A highly decomposed carcass of a 42 foot-long whale was washed ashore on Uran coast early Thursday morning. Forest officials who went to the spot said it could possibly be a blue whale, but will confirm only after the whale's tissue samples are fully analysed.

"In the past couple of years, there have been quite a few cases of whales washing ashore, including Bryde's whale, blue whale, sperm whale and humpbacks, and many dolphins, turtles too among marine animals,'' said the additional principal chief conservator of forests (mangrove cell) N Vasudevan. He added that it is alarming to document several such beaching of whales, and further study is required to know why it is happening.

Environmentalist D Stalin remarked, "The forest department must start funding a proper research on the causes of such instances of large marine species washing ashore.
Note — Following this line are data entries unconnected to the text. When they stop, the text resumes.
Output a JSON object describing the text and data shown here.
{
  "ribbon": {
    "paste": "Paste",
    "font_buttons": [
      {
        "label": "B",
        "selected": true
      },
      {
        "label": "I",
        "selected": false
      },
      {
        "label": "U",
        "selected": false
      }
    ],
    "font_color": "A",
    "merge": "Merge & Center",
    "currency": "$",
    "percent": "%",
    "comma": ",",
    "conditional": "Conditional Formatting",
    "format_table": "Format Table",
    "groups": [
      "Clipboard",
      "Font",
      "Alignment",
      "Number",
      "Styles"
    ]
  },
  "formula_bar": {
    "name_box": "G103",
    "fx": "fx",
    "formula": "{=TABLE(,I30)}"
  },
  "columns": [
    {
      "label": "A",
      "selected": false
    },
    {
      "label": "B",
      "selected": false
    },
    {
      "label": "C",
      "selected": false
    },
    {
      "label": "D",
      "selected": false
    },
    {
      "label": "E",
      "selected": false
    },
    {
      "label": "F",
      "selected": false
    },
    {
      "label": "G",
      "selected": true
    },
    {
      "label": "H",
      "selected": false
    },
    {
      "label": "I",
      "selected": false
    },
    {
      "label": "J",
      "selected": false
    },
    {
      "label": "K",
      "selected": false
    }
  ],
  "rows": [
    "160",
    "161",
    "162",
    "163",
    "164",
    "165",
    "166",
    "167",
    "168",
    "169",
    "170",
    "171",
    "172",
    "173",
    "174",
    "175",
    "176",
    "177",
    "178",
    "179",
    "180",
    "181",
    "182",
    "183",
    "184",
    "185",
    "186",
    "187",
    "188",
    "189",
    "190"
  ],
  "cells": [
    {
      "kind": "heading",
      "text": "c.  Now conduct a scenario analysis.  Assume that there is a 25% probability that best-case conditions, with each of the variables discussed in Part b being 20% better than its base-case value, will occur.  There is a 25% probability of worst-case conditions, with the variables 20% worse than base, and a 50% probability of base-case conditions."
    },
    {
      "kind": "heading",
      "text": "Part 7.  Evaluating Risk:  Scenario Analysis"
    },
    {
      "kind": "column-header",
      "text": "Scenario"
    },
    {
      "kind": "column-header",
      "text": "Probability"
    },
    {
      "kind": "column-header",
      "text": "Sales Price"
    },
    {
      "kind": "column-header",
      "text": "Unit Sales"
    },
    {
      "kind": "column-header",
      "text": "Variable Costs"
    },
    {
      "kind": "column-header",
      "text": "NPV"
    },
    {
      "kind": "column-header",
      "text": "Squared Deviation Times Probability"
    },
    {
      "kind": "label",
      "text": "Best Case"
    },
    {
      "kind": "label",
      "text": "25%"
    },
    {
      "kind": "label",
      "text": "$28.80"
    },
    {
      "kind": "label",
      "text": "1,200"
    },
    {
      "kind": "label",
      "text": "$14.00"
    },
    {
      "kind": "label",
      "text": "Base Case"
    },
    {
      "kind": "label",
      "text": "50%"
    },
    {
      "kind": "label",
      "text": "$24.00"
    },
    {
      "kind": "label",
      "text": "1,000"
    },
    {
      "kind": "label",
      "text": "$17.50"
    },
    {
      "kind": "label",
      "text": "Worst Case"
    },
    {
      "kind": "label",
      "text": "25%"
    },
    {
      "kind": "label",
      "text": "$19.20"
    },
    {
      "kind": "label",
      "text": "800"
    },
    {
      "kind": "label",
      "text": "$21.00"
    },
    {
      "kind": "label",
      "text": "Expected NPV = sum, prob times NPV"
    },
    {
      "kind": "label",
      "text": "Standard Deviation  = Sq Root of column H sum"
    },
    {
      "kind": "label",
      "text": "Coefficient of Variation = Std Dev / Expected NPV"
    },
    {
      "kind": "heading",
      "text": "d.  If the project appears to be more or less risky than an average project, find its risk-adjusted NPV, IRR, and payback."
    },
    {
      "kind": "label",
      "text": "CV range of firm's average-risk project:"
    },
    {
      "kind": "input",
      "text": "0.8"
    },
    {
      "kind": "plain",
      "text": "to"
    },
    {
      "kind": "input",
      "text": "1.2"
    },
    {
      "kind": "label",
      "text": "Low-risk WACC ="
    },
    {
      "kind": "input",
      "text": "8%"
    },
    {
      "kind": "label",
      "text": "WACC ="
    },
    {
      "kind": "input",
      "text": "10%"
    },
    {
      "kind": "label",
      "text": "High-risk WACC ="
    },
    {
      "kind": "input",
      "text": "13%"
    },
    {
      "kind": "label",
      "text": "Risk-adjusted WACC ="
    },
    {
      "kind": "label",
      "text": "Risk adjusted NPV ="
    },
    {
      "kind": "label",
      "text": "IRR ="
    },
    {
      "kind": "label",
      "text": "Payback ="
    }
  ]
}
Besides sea pollution, oil spills, high traffic of cargo vessels, we need scientific evidence on the various factors involved here."

Oceanography researcher Swapnil Tandel, who was also present at Khar Danda shore where the dead whale was found, said: "It certainly looks to be among those belonging to baleen whales group. Because this 20-ton whale is decomposed, it is a bit difficult to fully identify it from its appearance."

Baleen whales are some of the largest animals on earth; they have characteristic baleen plates (to filter seawater) and paired (double) blowholes to help distinguish baleen whales from other varieties.